Dinosaur egg musings

Dinosaur eggs have featured on here once or twice, but I’ve never done much more than mention them in passing with the odd decent photo. This is at least in part because they don’t normally impinge much in my fields of work and as such, I’ve never learned that much about them in detail so don’t have too much to pass on. Nevertheless, they are worthy of a bit more attention than I have managed in the past and there has been a minor spate of egg based stuff coming out recently.

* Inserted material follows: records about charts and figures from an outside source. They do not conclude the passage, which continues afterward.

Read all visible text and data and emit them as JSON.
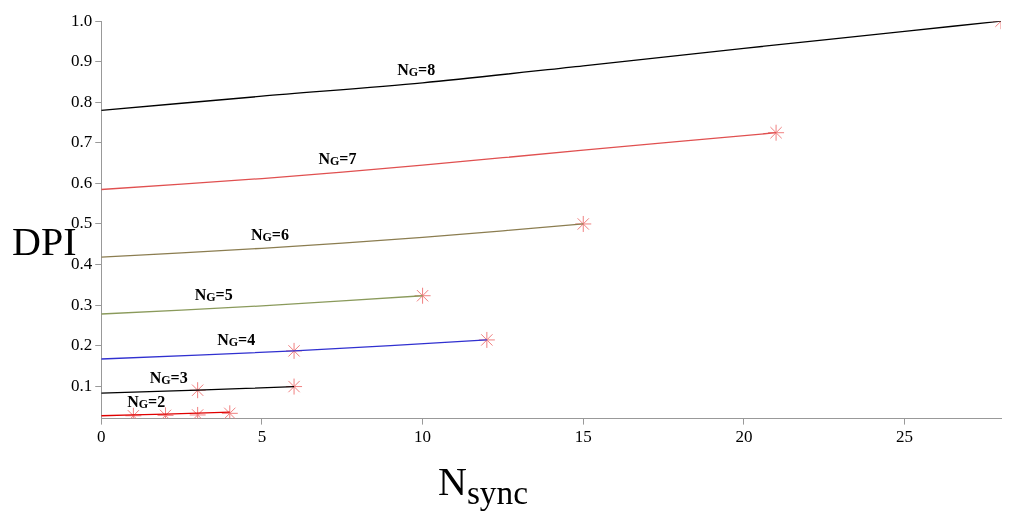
{
  "chart_data": {
    "type": "line",
    "xlabel": "N$_{sync}$",
    "ylabel": "DPI",
    "xlim": [
      0,
      28
    ],
    "xticks": [
      0,
      5,
      10,
      15,
      20,
      25
    ],
    "ylim": [
      0.02,
      1.0
    ],
    "yticks": [
      {
        "value": 0.1,
        "label": "0.1"
      },
      {
        "value": 0.2,
        "label": "0.2"
      },
      {
        "value": 0.3,
        "label": "0.3"
      },
      {
        "value": 0.4,
        "label": "0.4"
      },
      {
        "value": 0.5,
        "label": "0.5"
      },
      {
        "value": 0.6,
        "label": "0.6"
      },
      {
        "value": 0.7,
        "label": "0.7"
      },
      {
        "value": 0.8,
        "label": "0.8"
      },
      {
        "value": 0.9,
        "label": "0.9"
      },
      {
        "value": 1.0,
        "label": "1.0"
      }
    ],
    "marker": "none",
    "series": [
      {
        "name": "N$_{G}$=8",
        "color": "#000000",
        "x": [
          0,
          5,
          10,
          15,
          20,
          25,
          28
        ],
        "values": [
          0.78,
          0.815,
          0.848,
          0.89,
          0.933,
          0.975,
          1.0
        ]
      },
      {
        "name": "N$_{G}$=7",
        "color": "#e05050",
        "x": [
          0,
          5,
          10,
          15,
          21
        ],
        "values": [
          0.585,
          0.612,
          0.645,
          0.682,
          0.725
        ]
      },
      {
        "name": "N$_{G}$=6",
        "color": "#8b7d50",
        "x": [
          0,
          5,
          10,
          15
        ],
        "values": [
          0.418,
          0.44,
          0.467,
          0.5
        ]
      },
      {
        "name": "N$_{G}$=5",
        "color": "#8a9a5b",
        "x": [
          0,
          5,
          10
        ],
        "values": [
          0.278,
          0.298,
          0.323
        ]
      },
      {
        "name": "N$_{G}$=4",
        "color": "#3030d0",
        "x": [
          0,
          6,
          12
        ],
        "values": [
          0.167,
          0.187,
          0.214
        ]
      },
      {
        "name": "N$_{G}$=3",
        "color": "#000000",
        "x": [
          0,
          3,
          6
        ],
        "values": [
          0.083,
          0.09,
          0.099
        ]
      },
      {
        "name": "N$_{G}$=2",
        "color": "#e00000",
        "x": [
          0,
          2,
          4
        ],
        "values": [
          0.027,
          0.031,
          0.036
        ]
      },
      {
        "type": "scatter",
        "marker": "cross",
        "color": "#f08080",
        "x": [
          28,
          21,
          15,
          10,
          12,
          6,
          6,
          3,
          1,
          2,
          3,
          4
        ],
        "values": [
          1.0,
          0.725,
          0.5,
          0.323,
          0.214,
          0.187,
          0.099,
          0.09,
          0.027,
          0.028,
          0.029,
          0.033
        ]
      }
    ]
  }
}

Most importantly of course, eggs can, on occasion, house fossilised embryos. These of course being exceptionally young animals tend to have some things poorly preserved (like skulls) or completely absent (like ribs), and can look quite different to the adults. Thus, even when you actually have an embryo in the egg, it’s not always entirely clear to which animal it truly belongs. Still, such finds do of course provide incredible information about the developmental biology of dinosaurs and when the species is known, you get the possibility of obtaining a growth series of everything from an unhatched juvenile right the way through to an adult. That’s quite amazing, and quite impossible without eggs.
In some cases we do know quite a lot about eggs and nests. Thanks to the presence of embryos we can tell which eggs were produced by which taxa. The nature of the nests can reveal something about behaviour and biology as well. Some nests seem to have the eggs produced in pairs, this fits with a troodontid known with a pair of eggs inside the body, suggesting that two eggs developed at a time in these dinosaurs and then were laid as a pair (presumably one from each ovary), and of course also suggests that these eggs were laid over a period of time like birds, and not spat out in one go like crocs or turtles.

Understanding such things (which taxa laid which eggs, how they grew and changed, how nests were created or looked after) can provide real information about dinosaur biology that cannot be gained or accurately inferred from other data. Ultimately more complex and interesting data such as the number of eggs produced by a given animal in a season or year, or how many animals nested in a locality at a time providing population data and significantly adding to our understanding of ecology and sociality in these animals. There is more to come, and I look forward to seeing it, even if it may be quite some time away.